Heteroleptic cationic iridium(iii) complexes bearing naphthalimidyl substituents: synthesis, photophysics and reverse saturable absorption

Abstract

Three heteroleptic cationic iridium(III) complexes containing a cyclometalating 2-[3-(7-naphthalimidylfluoren-2′-yl)phenyl]pyridine ligand and different diimine (N^N) ligands (N^N = 2,2′-bipyridine (bpy, Ir-1), 1,10-phenanthroline (phen, Ir-2), and 5,5′-bis[7-(benzothiazol-2′-yl)fluoren-2′-yl]-2,2′-bipyridine (BTF-bpy, Ir-3)) were synthesized and characterized. The photophysics of these complexes was systematically investigated via spectroscopic methods and by time-dependent density functional theory (TDDFT). All complexes possess a very weak charge-transfer tail at ca. 450–570 nm; and two intense absorption bands in the region of 290–350 nm and 350–450 nm, respectively. The emission of Ir-1–Ir-3 in CH₂Cl₂ emanates predominantly from the C^N ligand-localized ³π,π* state. These emitting excited states also give rise to broadband triplet excited-state absorption in the visible to the near-IR region (i.e. 420–800 nm for Ir-1 and Ir-2, and 460–800 nm for Ir-3). The kinetics of fs transient absorption (TA) reveals that the lowest singlet excited-state lifetimes of these complexes vary from 1.43 ps to 142 ps. The stronger excited-state absorption of Ir-1–Ir-3 compared to their respective ground-state absorption in the visible spectral range leads to strong reverse saturable absorption (RSA) at 532 nm for ns laser pulses.

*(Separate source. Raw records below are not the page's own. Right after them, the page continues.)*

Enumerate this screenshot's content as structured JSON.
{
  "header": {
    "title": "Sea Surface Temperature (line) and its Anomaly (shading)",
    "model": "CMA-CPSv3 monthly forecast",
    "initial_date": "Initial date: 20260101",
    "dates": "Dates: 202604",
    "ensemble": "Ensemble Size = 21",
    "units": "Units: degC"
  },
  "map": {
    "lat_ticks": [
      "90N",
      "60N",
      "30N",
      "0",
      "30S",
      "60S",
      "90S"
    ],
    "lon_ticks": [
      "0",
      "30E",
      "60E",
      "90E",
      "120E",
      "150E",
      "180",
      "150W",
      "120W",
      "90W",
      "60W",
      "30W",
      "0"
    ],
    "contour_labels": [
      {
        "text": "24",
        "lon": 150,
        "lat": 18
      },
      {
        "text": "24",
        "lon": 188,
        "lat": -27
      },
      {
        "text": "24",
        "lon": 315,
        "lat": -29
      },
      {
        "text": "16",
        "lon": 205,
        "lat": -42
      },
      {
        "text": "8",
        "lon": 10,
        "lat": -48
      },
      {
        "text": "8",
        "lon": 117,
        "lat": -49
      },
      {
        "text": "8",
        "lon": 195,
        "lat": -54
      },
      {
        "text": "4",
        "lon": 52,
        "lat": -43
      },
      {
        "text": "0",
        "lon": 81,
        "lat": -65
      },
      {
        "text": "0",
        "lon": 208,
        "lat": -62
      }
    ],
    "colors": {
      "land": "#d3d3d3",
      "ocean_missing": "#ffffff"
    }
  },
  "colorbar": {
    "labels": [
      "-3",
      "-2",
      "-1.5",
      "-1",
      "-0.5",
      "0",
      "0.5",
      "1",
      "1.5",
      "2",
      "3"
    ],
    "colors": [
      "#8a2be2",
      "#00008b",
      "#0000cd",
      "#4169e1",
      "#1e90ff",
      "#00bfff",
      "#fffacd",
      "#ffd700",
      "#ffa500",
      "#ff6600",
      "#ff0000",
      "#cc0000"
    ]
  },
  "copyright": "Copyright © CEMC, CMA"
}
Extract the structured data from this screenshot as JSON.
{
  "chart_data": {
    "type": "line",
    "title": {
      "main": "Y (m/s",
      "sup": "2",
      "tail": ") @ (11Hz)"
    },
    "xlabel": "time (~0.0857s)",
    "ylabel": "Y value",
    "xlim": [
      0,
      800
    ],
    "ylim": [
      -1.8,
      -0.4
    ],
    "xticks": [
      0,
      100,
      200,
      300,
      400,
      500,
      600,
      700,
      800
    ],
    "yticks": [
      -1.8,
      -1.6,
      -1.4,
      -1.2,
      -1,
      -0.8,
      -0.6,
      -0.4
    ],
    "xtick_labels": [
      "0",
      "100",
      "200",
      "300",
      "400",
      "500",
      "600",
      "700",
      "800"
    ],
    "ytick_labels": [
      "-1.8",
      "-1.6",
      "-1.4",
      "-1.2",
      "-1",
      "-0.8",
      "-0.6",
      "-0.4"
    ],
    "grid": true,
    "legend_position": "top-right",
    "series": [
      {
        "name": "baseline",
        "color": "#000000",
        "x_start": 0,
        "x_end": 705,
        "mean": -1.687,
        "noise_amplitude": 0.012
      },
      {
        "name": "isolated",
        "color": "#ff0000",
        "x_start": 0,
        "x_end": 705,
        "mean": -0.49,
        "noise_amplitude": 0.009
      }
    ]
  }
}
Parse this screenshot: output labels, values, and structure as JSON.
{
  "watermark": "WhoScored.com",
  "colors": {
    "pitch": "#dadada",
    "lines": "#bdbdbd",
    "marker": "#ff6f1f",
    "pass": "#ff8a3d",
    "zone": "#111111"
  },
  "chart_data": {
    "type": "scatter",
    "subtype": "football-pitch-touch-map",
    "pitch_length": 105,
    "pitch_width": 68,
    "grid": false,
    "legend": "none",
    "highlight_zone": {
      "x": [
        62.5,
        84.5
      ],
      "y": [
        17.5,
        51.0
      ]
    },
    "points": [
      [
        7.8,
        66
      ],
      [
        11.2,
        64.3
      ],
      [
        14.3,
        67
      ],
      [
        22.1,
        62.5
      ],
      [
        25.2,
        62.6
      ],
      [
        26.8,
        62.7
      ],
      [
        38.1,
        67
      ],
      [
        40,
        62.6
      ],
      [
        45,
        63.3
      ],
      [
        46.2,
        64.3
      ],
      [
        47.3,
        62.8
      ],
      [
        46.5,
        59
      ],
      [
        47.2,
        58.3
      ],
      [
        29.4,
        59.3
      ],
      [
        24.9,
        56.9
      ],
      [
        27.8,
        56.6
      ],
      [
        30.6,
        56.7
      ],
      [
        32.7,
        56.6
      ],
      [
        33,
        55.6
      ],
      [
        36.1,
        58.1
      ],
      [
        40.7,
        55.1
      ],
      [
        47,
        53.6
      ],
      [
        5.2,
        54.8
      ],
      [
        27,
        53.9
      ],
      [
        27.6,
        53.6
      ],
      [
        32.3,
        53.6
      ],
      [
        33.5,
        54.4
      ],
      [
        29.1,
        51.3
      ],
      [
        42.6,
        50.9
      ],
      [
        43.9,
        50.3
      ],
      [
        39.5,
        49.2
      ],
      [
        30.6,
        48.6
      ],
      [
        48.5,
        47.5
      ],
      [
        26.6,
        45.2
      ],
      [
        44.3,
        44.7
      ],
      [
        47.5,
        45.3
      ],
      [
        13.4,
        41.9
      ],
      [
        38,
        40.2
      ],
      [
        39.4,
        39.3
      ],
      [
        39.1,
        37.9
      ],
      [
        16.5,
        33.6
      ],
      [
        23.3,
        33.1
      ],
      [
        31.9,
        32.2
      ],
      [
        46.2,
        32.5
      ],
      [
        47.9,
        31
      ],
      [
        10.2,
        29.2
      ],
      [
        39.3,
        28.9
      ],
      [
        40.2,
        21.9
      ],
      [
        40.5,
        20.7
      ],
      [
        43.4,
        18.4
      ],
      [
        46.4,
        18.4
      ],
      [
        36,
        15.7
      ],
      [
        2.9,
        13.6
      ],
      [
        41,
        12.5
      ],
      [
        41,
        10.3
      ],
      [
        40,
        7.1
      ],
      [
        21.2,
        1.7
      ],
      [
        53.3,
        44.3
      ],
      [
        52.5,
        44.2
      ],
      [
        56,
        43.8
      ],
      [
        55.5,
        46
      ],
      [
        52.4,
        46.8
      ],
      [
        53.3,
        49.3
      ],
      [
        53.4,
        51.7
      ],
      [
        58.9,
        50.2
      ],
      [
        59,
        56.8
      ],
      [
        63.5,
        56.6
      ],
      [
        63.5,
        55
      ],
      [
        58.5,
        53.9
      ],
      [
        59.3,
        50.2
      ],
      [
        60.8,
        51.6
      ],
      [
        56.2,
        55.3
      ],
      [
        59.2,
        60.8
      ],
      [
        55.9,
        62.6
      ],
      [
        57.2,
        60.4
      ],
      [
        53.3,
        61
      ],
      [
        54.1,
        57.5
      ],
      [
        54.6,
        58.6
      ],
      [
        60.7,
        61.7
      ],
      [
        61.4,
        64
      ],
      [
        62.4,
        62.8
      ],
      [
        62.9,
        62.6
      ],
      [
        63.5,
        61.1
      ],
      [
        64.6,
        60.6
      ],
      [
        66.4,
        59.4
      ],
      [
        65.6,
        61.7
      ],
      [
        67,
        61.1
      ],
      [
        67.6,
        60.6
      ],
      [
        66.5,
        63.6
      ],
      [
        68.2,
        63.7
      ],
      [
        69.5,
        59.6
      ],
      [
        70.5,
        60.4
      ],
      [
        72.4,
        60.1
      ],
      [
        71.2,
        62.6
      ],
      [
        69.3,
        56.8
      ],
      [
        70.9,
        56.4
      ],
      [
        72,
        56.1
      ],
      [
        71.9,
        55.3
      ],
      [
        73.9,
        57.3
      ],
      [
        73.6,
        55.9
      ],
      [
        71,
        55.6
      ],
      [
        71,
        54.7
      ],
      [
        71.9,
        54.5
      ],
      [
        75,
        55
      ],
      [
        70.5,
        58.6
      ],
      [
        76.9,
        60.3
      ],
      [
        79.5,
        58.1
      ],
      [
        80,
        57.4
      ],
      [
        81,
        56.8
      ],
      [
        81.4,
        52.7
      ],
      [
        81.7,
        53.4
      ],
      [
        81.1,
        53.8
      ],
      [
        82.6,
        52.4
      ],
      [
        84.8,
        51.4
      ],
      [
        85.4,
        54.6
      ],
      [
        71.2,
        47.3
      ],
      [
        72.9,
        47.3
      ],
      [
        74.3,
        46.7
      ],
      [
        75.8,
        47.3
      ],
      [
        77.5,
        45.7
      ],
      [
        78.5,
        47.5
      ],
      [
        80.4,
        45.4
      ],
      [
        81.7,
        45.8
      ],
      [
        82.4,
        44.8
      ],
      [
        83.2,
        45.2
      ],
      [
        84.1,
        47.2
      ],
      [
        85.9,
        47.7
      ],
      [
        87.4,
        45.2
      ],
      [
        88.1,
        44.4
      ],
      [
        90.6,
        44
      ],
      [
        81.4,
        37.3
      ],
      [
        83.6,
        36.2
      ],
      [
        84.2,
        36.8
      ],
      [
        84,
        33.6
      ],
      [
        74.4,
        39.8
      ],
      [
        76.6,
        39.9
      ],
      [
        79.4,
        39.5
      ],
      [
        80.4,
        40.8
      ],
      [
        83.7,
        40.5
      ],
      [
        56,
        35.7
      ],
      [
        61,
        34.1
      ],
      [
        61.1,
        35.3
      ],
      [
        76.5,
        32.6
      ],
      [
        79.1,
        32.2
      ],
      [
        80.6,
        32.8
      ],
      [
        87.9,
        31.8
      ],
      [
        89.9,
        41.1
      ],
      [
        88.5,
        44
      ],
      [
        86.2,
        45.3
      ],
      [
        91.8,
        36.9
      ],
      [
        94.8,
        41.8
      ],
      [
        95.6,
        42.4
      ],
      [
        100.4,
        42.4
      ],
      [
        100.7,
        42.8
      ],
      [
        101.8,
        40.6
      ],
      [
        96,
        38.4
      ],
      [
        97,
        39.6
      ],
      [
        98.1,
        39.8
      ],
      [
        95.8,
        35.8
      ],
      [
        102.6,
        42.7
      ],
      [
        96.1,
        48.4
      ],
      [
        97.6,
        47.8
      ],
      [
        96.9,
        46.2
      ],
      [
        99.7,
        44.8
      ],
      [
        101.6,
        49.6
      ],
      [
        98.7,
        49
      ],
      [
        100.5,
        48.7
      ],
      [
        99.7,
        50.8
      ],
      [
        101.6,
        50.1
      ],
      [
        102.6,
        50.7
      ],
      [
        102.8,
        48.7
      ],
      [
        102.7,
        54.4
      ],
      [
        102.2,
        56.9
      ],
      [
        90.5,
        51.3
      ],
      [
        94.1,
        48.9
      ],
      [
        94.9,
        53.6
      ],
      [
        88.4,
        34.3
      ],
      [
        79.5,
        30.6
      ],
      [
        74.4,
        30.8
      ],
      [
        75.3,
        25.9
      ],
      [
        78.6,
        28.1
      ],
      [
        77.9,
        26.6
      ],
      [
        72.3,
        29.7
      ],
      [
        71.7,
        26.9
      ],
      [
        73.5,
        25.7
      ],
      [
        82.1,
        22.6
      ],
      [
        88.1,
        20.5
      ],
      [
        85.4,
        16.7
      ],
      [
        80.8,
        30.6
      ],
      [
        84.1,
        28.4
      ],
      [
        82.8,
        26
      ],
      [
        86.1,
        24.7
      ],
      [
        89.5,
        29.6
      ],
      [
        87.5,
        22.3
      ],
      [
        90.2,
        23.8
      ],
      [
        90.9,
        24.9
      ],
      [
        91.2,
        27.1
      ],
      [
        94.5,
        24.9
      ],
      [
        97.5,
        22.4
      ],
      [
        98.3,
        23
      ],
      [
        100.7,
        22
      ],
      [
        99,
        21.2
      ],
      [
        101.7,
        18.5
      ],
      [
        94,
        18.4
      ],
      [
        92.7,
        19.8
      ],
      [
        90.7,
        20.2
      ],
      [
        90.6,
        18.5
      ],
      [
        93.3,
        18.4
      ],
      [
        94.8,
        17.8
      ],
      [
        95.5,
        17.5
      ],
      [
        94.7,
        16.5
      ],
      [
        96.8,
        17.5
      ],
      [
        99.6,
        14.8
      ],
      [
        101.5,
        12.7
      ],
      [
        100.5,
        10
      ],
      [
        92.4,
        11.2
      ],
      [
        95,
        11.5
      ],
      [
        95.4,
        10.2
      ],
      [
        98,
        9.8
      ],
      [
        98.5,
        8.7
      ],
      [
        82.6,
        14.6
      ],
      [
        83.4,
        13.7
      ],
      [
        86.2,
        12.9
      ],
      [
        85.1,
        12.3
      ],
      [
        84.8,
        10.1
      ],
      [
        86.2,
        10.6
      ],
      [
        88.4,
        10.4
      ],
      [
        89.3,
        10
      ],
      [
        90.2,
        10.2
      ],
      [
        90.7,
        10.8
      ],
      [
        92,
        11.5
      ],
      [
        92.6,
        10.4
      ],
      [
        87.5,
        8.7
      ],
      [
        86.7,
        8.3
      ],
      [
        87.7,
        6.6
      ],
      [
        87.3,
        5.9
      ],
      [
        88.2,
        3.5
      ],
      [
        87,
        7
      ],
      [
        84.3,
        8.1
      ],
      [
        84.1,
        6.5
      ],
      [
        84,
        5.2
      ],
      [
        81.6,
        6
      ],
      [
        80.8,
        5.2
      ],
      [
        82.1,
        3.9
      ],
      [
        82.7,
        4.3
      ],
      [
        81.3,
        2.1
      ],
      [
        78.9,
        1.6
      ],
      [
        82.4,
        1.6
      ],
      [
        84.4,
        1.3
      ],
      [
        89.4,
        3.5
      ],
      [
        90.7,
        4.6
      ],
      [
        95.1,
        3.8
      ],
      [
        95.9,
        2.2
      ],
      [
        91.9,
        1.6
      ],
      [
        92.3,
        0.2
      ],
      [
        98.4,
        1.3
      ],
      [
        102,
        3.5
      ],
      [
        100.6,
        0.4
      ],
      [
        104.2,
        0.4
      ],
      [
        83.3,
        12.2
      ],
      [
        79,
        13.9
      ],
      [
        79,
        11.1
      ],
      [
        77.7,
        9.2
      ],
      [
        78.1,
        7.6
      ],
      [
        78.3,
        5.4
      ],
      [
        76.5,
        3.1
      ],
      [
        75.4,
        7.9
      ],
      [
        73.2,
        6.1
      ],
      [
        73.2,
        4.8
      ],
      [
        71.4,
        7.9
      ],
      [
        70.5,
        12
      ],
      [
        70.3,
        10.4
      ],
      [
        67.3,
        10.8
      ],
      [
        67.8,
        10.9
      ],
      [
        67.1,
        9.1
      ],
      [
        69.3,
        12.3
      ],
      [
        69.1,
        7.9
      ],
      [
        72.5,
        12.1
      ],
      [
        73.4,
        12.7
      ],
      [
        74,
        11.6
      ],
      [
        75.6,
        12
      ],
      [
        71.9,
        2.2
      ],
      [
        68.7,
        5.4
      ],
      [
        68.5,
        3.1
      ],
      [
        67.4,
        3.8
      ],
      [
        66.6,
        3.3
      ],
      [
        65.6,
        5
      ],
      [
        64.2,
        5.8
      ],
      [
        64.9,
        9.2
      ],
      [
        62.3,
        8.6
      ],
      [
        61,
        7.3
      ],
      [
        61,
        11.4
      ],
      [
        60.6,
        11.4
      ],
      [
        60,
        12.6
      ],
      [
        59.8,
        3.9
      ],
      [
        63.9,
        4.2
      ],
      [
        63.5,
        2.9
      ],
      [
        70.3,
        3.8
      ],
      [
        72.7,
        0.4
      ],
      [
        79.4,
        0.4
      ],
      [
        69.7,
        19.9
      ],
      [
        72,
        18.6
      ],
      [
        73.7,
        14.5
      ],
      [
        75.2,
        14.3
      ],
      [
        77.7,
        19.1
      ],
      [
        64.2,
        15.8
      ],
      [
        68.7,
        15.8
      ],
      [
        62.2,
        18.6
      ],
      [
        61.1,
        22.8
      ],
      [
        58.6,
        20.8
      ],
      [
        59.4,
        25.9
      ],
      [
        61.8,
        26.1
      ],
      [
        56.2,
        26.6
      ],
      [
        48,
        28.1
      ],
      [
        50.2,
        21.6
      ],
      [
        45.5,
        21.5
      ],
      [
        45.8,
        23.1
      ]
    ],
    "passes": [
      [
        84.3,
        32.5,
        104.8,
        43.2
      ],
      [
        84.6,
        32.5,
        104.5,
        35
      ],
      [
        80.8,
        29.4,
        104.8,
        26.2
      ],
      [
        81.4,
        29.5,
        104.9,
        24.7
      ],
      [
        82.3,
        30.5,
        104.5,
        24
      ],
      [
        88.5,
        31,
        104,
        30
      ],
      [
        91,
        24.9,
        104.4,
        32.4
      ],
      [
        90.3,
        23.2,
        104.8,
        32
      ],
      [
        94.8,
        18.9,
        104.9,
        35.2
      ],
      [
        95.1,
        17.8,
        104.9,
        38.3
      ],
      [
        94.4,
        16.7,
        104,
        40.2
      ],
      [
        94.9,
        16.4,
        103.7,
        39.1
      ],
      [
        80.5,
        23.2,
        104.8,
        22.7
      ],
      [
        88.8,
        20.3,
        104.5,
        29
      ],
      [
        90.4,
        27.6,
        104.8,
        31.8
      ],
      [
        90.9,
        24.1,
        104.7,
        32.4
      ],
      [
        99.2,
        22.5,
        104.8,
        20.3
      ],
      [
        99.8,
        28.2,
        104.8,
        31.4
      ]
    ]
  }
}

The trend of transmission signal decrease follows Ir-2 > Ir-3 > Ir-1. Extending the π-conjugation of the N^N ligand increases the strength of RSA. In addition, the naphthalimidyl (NI) substitution at the cyclometalating ligand dramatically increases the triplet excited-state lifetimes and broadens the triplet excited-state absorption to the NIR region compared to the respective Ir(III) complexes with a benzothiazolyl substituent on the cyclometalating ligand.